How to conditionally counting Cargo and show the sum(s) to another piece?


This is a Commander unit, and his Card describing it. On the card (which is a Mat) there’s two Tokens (Mat Cargo) and the card shows the MatNumCargo property (that green number).

I’d need to show that same exact number on that tiny circle under the Commander feet, which seems to me a work for Attachments, but i can’t figure out how to do it.

And, how can i count ONLY that kind of token? That card can have other types of Cargo, but they need to be summed separately, by type. How can i do that? Again, seems a matter of Attachments, right?

I can’t use the Zone (i think) 'cause there will be at least two Commander cards, and I need to count the tokens on each of them.

I’d need to be kickstarted on this all.

You may want to take a look at what I do in Littoral Commander: Indo-Pacific.

In that game, each unit has an associated “tracker” card. Cubes on those cards track hit points and available resources (Long-range, Supply, Intercept, and Close combat ammo). The placement of the cube on the card indicates the level (there are slots from 1 to 20 on each tracker card). A unit cannot perform an attack (nor counter attack) if it does not have the corresponding available resource.

In the module, the cubes - separate for each resource type - are implemented as Cargo and the tracker cards as Mats. The tracker cards knows the resources levels.

In the module, each unit is an Attachment to a tracker card (and vice versa). That allows the unit pieces to know how much of a given resource it has available. If a resource corresponding to a specific action (e.g., Supply for re-supplying other units) is not available, then the module does not allow the unit to perform the corresponding action.

And of course, if the Hit Point resource falls to zero, then the unit (and associated tracker and possibly any attached Joint Capabilities) are automatically eliminated.

It is all fairly automatised, though not fully because the various actions requires some user choices that are hard to capture in Vassal.

Yours,
Christian

Ok:
if i’m right understanding that vaste module, your way to count different cubes is to look in which column (x,y coordinates) they are placed on the mat. If I am right, i “can’t” follow this way (i mean: the real game doesn’t have any kind of restriction about what and where you can put on that card, and i would like to stay “close” to this behaviour).

If i were writing a program, I would loop thru all the cargo pieces looking for a specific property, and just adding that to my sum (in fact, my prototypes already has a marker like “OrderTokenValue” or “CommandTokenValue” that was create 'cause i knew i had to count them, sooner or later). Problem is I can’t loop.

So, pls tell me if this way seems viable:
When needed (and this is another whole story) the Mat piece sends a Global Key Command (only to all the Cargo pieces, if this is viable): the Cargo pieces with the relevant property as condition for the Trigger Action, increments a Property on the Mat piece by 1, effectively counting how many of them are on the Mat.
Then the Mat (which is the card, in the picture of the first post) updates the sum on the Attached Commander miniature.
Should I Attach also the Cargo tokens to the Card mat? will this give me some advantage, in terms of simplicity, other than performance?

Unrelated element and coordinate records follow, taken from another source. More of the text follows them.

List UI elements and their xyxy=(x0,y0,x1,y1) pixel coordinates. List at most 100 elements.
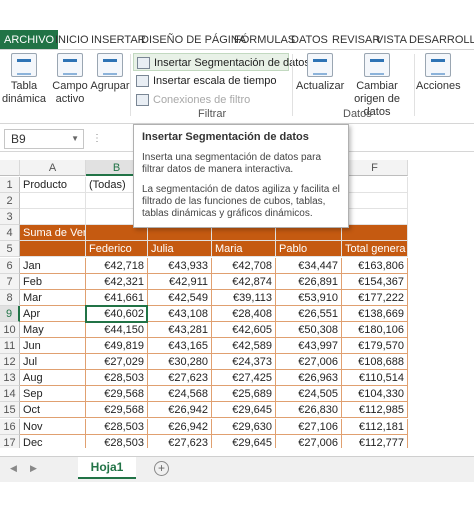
add-sheet-button[interactable]: + xyxy=(154,461,169,476)
value-cell[interactable]: €112,777 xyxy=(342,434,408,448)
row-label[interactable]: Feb xyxy=(20,273,86,290)
row-header[interactable]: 2 xyxy=(0,193,20,210)
acciones-button[interactable]: Acciones xyxy=(416,53,461,93)
pivot-header-blank[interactable] xyxy=(20,241,86,258)
cell[interactable] xyxy=(342,177,408,193)
value-cell[interactable]: €27,106 xyxy=(276,418,342,435)
row-header[interactable]: 8 xyxy=(0,289,20,306)
tabla-dinamica-button[interactable]: Tabla dinámica xyxy=(2,53,46,106)
value-cell[interactable]: €112,181 xyxy=(342,418,408,435)
prev-sheet-icon[interactable]: ◀ xyxy=(10,463,17,474)
value-cell[interactable]: €42,874 xyxy=(212,273,276,290)
row-header[interactable]: 15 xyxy=(0,402,20,419)
sheet-tab-hoja1[interactable]: Hoja1 xyxy=(78,457,136,479)
value-cell[interactable]: €43,165 xyxy=(148,338,212,354)
value-cell[interactable]: €53,910 xyxy=(276,289,342,306)
value-cell[interactable]: €24,568 xyxy=(148,386,212,403)
value-cell[interactable]: €29,568 xyxy=(86,402,148,419)
row-label[interactable]: Sep xyxy=(20,386,86,403)
value-cell[interactable]: €26,551 xyxy=(276,305,342,322)
value-cell[interactable]: €28,408 xyxy=(212,305,276,322)
tab-datos[interactable]: DATOS xyxy=(287,30,332,49)
cell[interactable] xyxy=(20,209,86,226)
cell[interactable] xyxy=(342,193,408,210)
value-cell[interactable]: €28,503 xyxy=(86,370,148,387)
row-label[interactable]: Jun xyxy=(20,338,86,354)
column-header[interactable]: A xyxy=(20,160,86,176)
value-cell[interactable]: €177,222 xyxy=(342,289,408,306)
value-cell[interactable]: €42,589 xyxy=(212,338,276,354)
value-cell[interactable]: €41,661 xyxy=(86,289,148,306)
pivot-column-header[interactable]: Total genera xyxy=(342,241,408,258)
value-cell[interactable]: €29,645 xyxy=(212,434,276,448)
value-cell[interactable]: €24,373 xyxy=(212,354,276,371)
insertar-escala-button[interactable]: Insertar escala de tiempo xyxy=(133,72,283,90)
conexiones-filtro-button[interactable]: Conexiones de filtro xyxy=(133,91,283,109)
value-cell[interactable]: €26,830 xyxy=(276,402,342,419)
value-cell[interactable]: €44,150 xyxy=(86,321,148,338)
value-cell[interactable]: €25,689 xyxy=(212,386,276,403)
campo-activo-button[interactable]: Campo activo xyxy=(50,53,90,106)
row-header[interactable]: 14 xyxy=(0,386,20,403)
value-cell[interactable]: €138,669 xyxy=(342,305,408,322)
row-label[interactable]: Apr xyxy=(20,305,86,322)
value-cell[interactable]: €26,942 xyxy=(148,402,212,419)
cell[interactable] xyxy=(342,209,408,226)
value-cell[interactable]: €42,718 xyxy=(86,257,148,274)
value-cell[interactable]: €108,688 xyxy=(342,354,408,371)
value-cell[interactable]: €42,321 xyxy=(86,273,148,290)
value-cell[interactable]: €43,997 xyxy=(276,338,342,354)
value-cell[interactable]: €28,503 xyxy=(86,434,148,448)
value-cell[interactable]: €28,503 xyxy=(86,418,148,435)
select-all-corner[interactable] xyxy=(0,160,20,176)
column-header[interactable]: F xyxy=(342,160,408,176)
filter-label[interactable]: Producto xyxy=(20,177,86,193)
value-cell[interactable]: €112,985 xyxy=(342,402,408,419)
value-cell[interactable]: €179,570 xyxy=(342,338,408,354)
value-cell[interactable]: €50,308 xyxy=(276,321,342,338)
value-cell[interactable]: €27,623 xyxy=(148,370,212,387)
value-cell[interactable]: €42,708 xyxy=(212,257,276,274)
row-header[interactable]: 11 xyxy=(0,338,20,354)
row-label[interactable]: Mar xyxy=(20,289,86,306)
name-box[interactable]: B9 ▼ xyxy=(4,129,84,149)
row-label[interactable]: Dec xyxy=(20,434,86,448)
value-cell[interactable]: €49,819 xyxy=(86,338,148,354)
value-cell[interactable]: €154,367 xyxy=(342,273,408,290)
row-header[interactable]: 1 xyxy=(0,177,20,193)
value-cell[interactable]: €110,514 xyxy=(342,370,408,387)
value-cell[interactable]: €163,806 xyxy=(342,257,408,274)
row-header[interactable]: 6 xyxy=(0,257,20,274)
actualizar-button[interactable]: Actualizar xyxy=(296,53,344,93)
value-cell[interactable]: €104,330 xyxy=(342,386,408,403)
value-cell[interactable]: €30,280 xyxy=(148,354,212,371)
pivot-header-blank[interactable] xyxy=(342,225,408,242)
pivot-title[interactable]: Suma de Ver xyxy=(20,225,86,242)
value-cell[interactable]: €27,623 xyxy=(148,434,212,448)
value-cell[interactable]: €42,549 xyxy=(148,289,212,306)
insertar-segmentacion-button[interactable]: Insertar Segmentación de datos xyxy=(133,53,310,71)
row-header[interactable]: 12 xyxy=(0,354,20,371)
value-cell[interactable]: €43,281 xyxy=(148,321,212,338)
agrupar-button[interactable]: Agrupar xyxy=(90,53,130,93)
tab-desarrollador[interactable]: DESARROLLADOR xyxy=(405,30,474,49)
pivot-column-header[interactable]: Julia xyxy=(148,241,212,258)
row-header[interactable]: 4 xyxy=(0,225,20,242)
pivot-column-header[interactable]: Federico xyxy=(86,241,148,258)
value-cell[interactable]: €26,963 xyxy=(276,370,342,387)
value-cell[interactable]: €43,108 xyxy=(148,305,212,322)
value-cell[interactable]: €34,447 xyxy=(276,257,342,274)
row-header[interactable]: 3 xyxy=(0,209,20,226)
value-cell[interactable]: €27,425 xyxy=(212,370,276,387)
row-label[interactable]: Jan xyxy=(20,257,86,274)
row-header[interactable]: 5 xyxy=(0,241,20,258)
value-cell[interactable]: €27,006 xyxy=(276,434,342,448)
value-cell[interactable]: €39,113 xyxy=(212,289,276,306)
value-cell[interactable]: €43,933 xyxy=(148,257,212,274)
row-header[interactable]: 16 xyxy=(0,418,20,435)
value-cell[interactable]: €29,568 xyxy=(86,386,148,403)
row-header[interactable]: 9 xyxy=(0,305,20,322)
value-cell[interactable]: €26,942 xyxy=(148,418,212,435)
row-header[interactable]: 13 xyxy=(0,370,20,387)
cell[interactable] xyxy=(20,193,86,210)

Sure, what I do in Littoral Commander: Indo-Pacific may not be directly applicable to your situation. The point was really to illustrate how to get information from a tracker card to a game piece.

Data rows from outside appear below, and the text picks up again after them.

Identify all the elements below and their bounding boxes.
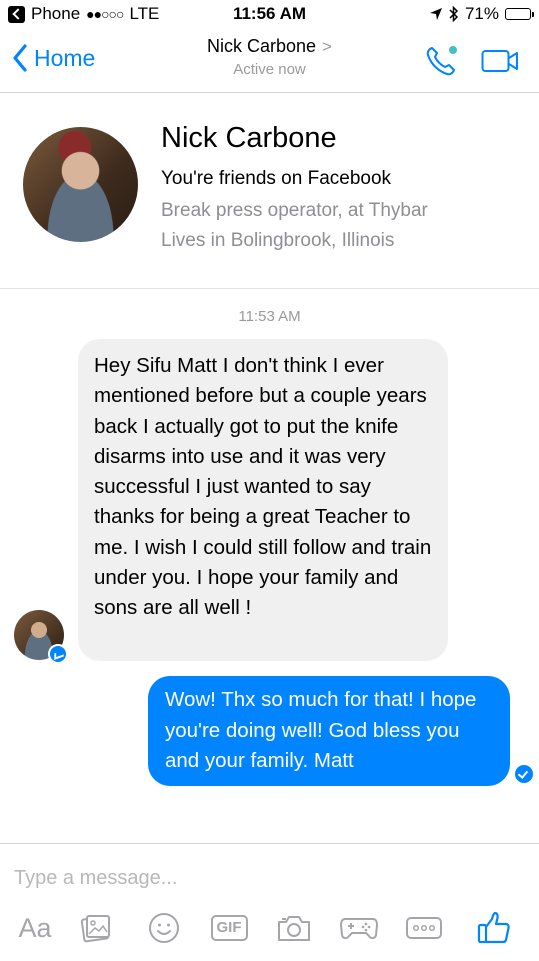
gif-label: GIF — [210, 915, 248, 941]
more-icon — [406, 917, 442, 939]
photo-button[interactable] — [78, 905, 114, 951]
more-button[interactable] — [404, 905, 444, 951]
online-dot — [449, 46, 457, 54]
bluetooth-icon — [449, 6, 459, 22]
smiley-icon — [149, 913, 179, 943]
video-camera-icon[interactable] — [481, 49, 519, 73]
profile-location: Lives in Bolingbrook, Illinois — [161, 230, 395, 251]
incoming-message-bubble[interactable]: Hey Sifu Matt I don't think I ever menti… — [78, 339, 448, 661]
camera-icon — [278, 916, 310, 941]
profile-job: Break press operator, at Thybar — [161, 200, 428, 221]
profile-friends-status: You're friends on Facebook — [161, 168, 392, 189]
phone-icon[interactable] — [424, 44, 460, 78]
gif-button[interactable]: GIF — [209, 905, 249, 951]
delivered-check-icon — [515, 765, 533, 783]
emoji-button[interactable] — [146, 905, 182, 951]
status-right: 71% — [429, 4, 534, 24]
thumbs-up-icon — [477, 911, 510, 944]
like-button[interactable] — [474, 905, 514, 951]
contact-avatar-large[interactable] — [23, 127, 138, 242]
messenger-badge-icon — [48, 644, 68, 664]
status-bar: Phone ●●○○○ LTE 11:56 AM 71% — [0, 0, 539, 30]
battery-icon — [505, 8, 534, 20]
games-button[interactable] — [338, 905, 380, 951]
game-controller-icon — [340, 918, 378, 940]
profile-name: Nick Carbone — [161, 122, 337, 154]
battery-percent: 71% — [464, 4, 499, 23]
outgoing-message-bubble[interactable]: Wow! Thx so much for that! I hope you're… — [148, 676, 510, 786]
camera-button[interactable] — [274, 905, 314, 951]
contact-profile-card: Nick Carbone You're friends on Facebook … — [0, 93, 539, 289]
chevron-right-icon[interactable]: > — [322, 37, 332, 56]
location-arrow-icon — [429, 8, 442, 20]
image-icon — [80, 915, 110, 943]
message-composer: Aa GIF — [0, 843, 539, 961]
message-timestamp: 11:53 AM — [238, 308, 301, 325]
text-format-button[interactable]: Aa — [15, 905, 55, 951]
composer-toolbar: Aa GIF — [0, 905, 539, 955]
conversation-header: Home Nick Carbone > Active now — [0, 30, 539, 93]
message-input[interactable] — [12, 862, 516, 894]
contact-name[interactable]: Nick Carbone — [207, 36, 316, 56]
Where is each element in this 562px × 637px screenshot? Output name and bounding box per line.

As I understand it, you have a number tokens (Cargo) placed on a “tracker” card (Mat). The tracker card receives a command, and then needs to figure out how many of a given token type is placed on it.

This seems like a case for Global Key Command where you select on CurrentMatBasicName being equal to the trackers BasicName - e.g.,

{CurrentMatBasicName==$BasicName$}

Remember to use $...$ property names for properties of the calling piece, and non-$...$ property names for possible target pieces.

The command send to the tokens could then increment some global - temporary - property, and then the calling piece may take that value and propagate that onto your game piece. E.g., in your tracker

  • TriggerTrait
    • Key: countTokens
    • Actions: [resetCounter, countTokens, takeCount, sendCount]
  • GlobalPropetyTrait
    • Property: TmpTokenCount
    • Commands:
      • key: resetCounter , type: Direct, expression: `{0}’
  • GlobalCommandTrait
    • Key: countTokens
    • Global key: countTokens
    • Filter: {CurrentMatBasicName==$BasicName$}
  • DynamicPropertyTrait
    • Property: TokenCount
    • Expression: {TmpTokenCount}
  • SetPiecePropertyTrait
    • Key: sendCount
    • Property: Count
    • Filter: Attached piece

and in your tokens

  • GlobalPropertyTrait
    • Property: TmpTokenCount
    • Commands:
      • key: countTokens, method Increment, expression: {1}
        (note, Increment only works with integer values)

and in your piece

  • DynamicPropertyTrait
    • Name: Count

BTW, you may be able to use CountMat:

{CountMap("TokenType","{CurrentMatBasicName==$BasicName$}")}

(not sure the second conditon is really needed - whether the count is by MatName - which may be shared over many mat instances - or by $BasicName$), instead of the trampoline to a global property.